Gateway communities like Fayetteville and Oak Hill could benefit by fully embracing the National Park brand. “How much does a local chamber of commerce promote that,” asked Rasker. “Is it celebrated? Do they advertise it? I think that makes it much more likely a park and a community would benefit from rebranding.”
But the proposed redesignation has some concerned that currently-sanctioned activities in the park—climbing, rafting, hunting, and fishing—might see restrictions or bans. Justin Hettick, president of the West Virginia Bowhunters Association, voiced concern that if the bill passes, local officials might overstep their bounds. “It’s not outright opposition, but I at least have real concerns,” Hettick said. “If, at the end of the day, the status quo is maintained, then no blood, no foul. But we can’t predict the unintended consequences.”
Based on concerns from West Virginia’s sportsman groups, Capito announced she intends to resubmit a new bill that calls for the creation of a New River Gorge National Park & Preserve. “We’ll drop a new bill that has the park and preserve designation,” Capito said. “In that bill will be the [map] drawings that show where the lines will be between an existing park and a preserve, so it will have much more specificity.” Those lines will define in which areas hunting will be allowed. “My understanding,” said Capito, “is it does not change that, and it lets the states keep the governance issues as they currently exist.”
“This bill is trying to make something good better,” said Dave Arnold, retired co-founder of Adventures on the Gorge, a Fayetteville-based whitewater rafting outfitter. Arnold had some input in the drafting of the original bill. “But no question, it would die immediately if protection for hunting and fishing were eliminated in the amendment process.”
Capito admitted her original bill allowed for potential elimination of hunting or a decrease in the acreage upon which hunting would be permitted. If redesignated only as a National Park, the New River Gorge would require an unprecedented exception to NPS hunting rules. “Much less so with a National Park and Preserve,” explained Capito.
New River Gorge National River superintendent Lizzie Watts declined to comment before a new bill is officially introduced and before the NPS can weigh in on it as an agency. She did mention, however, that any redesignation would likely result in unspecified effects on operations.
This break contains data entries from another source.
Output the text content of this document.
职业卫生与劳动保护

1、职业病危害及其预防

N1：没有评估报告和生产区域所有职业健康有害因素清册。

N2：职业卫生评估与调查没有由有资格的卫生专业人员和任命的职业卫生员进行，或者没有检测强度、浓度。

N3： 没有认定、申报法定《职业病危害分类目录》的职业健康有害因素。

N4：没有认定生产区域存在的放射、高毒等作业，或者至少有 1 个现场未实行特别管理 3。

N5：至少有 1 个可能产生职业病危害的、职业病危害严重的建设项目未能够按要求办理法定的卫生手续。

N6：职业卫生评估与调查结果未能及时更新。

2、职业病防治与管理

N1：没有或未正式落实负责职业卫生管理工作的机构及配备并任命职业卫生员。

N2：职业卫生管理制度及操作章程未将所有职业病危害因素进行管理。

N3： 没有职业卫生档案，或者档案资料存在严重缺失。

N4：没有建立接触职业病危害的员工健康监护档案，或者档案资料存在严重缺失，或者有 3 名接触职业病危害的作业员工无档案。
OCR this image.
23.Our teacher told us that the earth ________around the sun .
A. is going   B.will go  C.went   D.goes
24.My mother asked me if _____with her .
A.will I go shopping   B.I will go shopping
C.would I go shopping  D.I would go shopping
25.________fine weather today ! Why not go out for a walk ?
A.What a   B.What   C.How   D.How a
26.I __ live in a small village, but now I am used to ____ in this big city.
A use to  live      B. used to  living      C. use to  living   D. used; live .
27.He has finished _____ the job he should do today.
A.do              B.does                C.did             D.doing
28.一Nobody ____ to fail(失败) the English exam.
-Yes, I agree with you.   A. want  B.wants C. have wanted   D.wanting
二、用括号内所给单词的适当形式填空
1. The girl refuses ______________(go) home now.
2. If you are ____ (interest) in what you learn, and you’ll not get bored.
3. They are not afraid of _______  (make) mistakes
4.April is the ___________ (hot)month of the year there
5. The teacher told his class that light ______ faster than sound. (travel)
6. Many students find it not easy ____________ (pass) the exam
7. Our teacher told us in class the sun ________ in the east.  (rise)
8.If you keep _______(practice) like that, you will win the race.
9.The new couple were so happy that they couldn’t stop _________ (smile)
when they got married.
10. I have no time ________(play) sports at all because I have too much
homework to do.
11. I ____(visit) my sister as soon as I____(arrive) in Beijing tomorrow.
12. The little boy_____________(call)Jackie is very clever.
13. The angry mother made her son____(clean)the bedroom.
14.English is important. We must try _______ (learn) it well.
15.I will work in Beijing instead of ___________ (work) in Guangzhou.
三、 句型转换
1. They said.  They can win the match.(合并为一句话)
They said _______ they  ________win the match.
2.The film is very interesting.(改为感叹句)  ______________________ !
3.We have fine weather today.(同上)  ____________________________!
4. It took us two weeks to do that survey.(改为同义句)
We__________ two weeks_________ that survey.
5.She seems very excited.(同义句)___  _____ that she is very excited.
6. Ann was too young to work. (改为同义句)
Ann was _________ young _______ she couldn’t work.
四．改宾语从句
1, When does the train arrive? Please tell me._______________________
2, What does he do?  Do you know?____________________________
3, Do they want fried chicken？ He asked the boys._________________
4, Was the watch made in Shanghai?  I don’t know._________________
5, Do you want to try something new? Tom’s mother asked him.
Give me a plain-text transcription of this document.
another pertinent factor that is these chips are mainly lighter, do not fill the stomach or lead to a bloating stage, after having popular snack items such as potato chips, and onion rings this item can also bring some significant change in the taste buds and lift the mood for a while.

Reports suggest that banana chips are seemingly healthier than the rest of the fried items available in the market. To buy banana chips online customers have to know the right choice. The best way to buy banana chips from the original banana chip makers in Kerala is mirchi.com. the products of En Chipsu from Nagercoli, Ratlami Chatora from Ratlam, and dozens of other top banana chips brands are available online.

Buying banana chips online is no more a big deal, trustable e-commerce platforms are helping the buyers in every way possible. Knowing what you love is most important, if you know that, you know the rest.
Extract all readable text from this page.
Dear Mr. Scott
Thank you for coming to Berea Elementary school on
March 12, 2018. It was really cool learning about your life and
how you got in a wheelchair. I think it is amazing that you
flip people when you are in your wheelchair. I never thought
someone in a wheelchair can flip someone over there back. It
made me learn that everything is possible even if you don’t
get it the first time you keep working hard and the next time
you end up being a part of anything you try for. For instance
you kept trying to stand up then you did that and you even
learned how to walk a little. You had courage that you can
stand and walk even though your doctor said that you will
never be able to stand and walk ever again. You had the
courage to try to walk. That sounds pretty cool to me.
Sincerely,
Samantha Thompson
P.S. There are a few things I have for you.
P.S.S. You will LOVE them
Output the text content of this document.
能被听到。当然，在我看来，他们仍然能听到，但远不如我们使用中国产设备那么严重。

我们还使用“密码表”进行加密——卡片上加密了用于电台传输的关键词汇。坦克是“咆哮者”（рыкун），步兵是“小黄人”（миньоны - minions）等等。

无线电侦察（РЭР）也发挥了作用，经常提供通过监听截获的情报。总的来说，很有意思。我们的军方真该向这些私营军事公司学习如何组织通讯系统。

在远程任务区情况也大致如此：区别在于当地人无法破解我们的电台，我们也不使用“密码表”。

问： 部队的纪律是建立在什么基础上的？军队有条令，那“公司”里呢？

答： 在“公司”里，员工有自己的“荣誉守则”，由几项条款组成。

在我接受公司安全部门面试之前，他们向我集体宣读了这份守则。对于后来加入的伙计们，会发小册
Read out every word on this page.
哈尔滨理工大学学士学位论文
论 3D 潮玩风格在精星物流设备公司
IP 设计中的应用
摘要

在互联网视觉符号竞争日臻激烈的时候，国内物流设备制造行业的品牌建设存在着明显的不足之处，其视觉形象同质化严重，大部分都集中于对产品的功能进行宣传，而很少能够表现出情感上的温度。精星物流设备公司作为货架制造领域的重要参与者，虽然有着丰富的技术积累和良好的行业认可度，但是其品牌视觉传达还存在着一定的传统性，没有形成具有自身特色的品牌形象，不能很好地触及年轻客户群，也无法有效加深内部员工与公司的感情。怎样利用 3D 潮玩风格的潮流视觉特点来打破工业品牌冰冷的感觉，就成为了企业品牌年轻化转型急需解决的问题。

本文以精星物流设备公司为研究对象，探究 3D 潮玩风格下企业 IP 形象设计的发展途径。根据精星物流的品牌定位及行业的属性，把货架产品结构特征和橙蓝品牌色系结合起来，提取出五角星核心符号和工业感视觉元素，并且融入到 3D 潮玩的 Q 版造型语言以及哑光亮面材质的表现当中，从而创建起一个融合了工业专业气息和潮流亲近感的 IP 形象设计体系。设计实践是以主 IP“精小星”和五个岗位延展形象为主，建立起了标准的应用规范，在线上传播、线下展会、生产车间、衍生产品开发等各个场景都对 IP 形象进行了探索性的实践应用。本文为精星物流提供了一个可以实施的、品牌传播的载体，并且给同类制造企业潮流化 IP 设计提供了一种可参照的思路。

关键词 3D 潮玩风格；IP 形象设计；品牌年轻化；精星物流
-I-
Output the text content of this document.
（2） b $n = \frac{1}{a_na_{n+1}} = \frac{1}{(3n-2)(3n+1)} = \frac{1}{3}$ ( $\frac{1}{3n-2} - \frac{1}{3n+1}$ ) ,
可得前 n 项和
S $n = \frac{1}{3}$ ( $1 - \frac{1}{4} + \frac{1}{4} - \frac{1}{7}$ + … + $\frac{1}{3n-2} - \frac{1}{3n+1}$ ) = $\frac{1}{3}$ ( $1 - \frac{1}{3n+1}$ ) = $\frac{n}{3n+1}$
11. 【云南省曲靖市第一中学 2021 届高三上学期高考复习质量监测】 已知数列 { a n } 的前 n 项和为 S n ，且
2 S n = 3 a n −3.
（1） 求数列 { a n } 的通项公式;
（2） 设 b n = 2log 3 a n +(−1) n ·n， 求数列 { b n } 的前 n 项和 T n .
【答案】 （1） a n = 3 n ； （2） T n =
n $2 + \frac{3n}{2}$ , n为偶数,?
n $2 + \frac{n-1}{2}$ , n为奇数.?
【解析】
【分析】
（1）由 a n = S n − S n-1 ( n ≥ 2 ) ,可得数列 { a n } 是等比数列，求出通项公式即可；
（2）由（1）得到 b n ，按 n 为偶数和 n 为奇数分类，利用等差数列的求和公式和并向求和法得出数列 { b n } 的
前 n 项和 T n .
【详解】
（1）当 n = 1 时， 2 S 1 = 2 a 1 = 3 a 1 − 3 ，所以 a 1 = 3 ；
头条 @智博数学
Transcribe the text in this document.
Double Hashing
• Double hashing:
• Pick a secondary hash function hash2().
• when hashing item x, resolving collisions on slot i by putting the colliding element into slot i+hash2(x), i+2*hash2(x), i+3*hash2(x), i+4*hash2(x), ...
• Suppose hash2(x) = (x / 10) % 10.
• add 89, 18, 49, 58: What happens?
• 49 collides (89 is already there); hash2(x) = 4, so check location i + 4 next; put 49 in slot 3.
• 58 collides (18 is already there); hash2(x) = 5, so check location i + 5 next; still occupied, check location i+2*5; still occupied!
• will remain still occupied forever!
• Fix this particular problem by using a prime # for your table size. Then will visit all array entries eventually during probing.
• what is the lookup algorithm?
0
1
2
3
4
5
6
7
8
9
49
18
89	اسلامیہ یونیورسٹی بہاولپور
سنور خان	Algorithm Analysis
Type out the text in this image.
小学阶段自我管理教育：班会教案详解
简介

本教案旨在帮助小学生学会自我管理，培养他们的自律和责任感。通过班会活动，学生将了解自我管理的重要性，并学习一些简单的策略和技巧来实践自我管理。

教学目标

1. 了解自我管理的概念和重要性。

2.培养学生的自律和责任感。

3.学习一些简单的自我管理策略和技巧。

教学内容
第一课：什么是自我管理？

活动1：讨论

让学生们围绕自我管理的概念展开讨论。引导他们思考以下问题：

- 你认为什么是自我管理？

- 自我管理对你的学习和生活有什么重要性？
Sam Chaber of the New River Gorge Trail Alliance thinks that may turn out for the best. “As a National River, we’re actually funded really well. At first, I don’t think that level will change, but maybe with more visitors, it will eventually get more money.”
Gene Kistler, owner of Water Stone Outdoors and president of the New River Alliance of Climbers (NRAC), echoed a sentiment that exists in pockets throughout the community and across recreational disciplines, namely that the New River Gorge needs some work to bring it up to the standards of the National Park brand. Kistler is especially concerned about trail quality. “I don’t want the New River Gorge to be the place where the National Park brand was diminished,” he said. “Clearly, we need foot traffic to keep our businesses open and thriving. The tendency in West Virginia is to look for silver bullets, when a bunch of copper bullets will do. I hope this is one of those.”